Bert had been preventing any of the animals from roaring for a good reason. They had their own giant ball of claws and fur by the name of Slothy. The normally gentle and loving Giant Sloth Bear did not react well to anyone roaring a challenge.

A point that was proved when she came roaring over the top of the Waystation, A haze of mana rising from her fur. With each step she took, Slothy grew in size until she was the same size as her challenger. The pride leader roared again and swiped a glowing paw at Slothy, raking her shoulder.

Slothy didn’t even flinch.

It roared again and swiped again, claws raking her fur and face.

Slothy growled as a single drop of blood glistened on her fur.

The pride leader was too proud to run, but Bert saw him cower a little as Slothy reared back and swiped with one paw. The paw left a glowing arc in the air in the shape of glowing claws.
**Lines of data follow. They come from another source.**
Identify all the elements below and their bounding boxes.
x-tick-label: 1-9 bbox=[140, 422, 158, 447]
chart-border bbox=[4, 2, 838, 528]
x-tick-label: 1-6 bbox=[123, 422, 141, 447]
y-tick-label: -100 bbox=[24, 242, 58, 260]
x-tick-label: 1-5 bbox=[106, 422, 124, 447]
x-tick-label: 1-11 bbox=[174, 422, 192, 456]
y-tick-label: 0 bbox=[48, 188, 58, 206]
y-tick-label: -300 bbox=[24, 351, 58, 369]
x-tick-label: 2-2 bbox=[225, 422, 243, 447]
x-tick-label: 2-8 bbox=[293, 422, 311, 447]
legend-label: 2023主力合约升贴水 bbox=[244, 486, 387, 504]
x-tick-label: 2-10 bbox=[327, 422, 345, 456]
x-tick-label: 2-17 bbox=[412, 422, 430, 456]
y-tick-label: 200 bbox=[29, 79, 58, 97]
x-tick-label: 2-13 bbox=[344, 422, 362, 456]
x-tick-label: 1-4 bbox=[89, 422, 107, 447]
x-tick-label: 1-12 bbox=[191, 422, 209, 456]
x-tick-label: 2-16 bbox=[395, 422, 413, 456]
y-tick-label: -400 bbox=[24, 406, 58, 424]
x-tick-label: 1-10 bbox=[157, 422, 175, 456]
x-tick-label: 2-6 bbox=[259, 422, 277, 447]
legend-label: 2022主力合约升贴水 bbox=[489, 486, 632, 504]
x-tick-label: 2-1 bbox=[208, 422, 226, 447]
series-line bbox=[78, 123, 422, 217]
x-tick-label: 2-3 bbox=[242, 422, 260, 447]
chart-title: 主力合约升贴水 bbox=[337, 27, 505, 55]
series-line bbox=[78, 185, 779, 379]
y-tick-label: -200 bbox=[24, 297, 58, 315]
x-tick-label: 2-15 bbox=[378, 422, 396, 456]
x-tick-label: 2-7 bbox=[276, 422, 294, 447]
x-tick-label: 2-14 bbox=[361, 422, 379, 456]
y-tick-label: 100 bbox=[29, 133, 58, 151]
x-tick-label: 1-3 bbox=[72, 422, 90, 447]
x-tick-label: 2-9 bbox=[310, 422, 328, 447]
The impact sent the pride leader into the dirt, the head rendered to nothing more than a bloody pulp.

Slothy turned and kicked a contemptuous back paw, sending the body flying deep into the forest, and shrank back to her standard size before lumbering back toward the Waystation.

She stopped next to the tiger, the terrified creature freezing in terror as Slothy growled.

“Mine,” Bell said happily.

Slothy nuzzled Bell and walked on.

The tiger stopped struggling and lay there, shaking.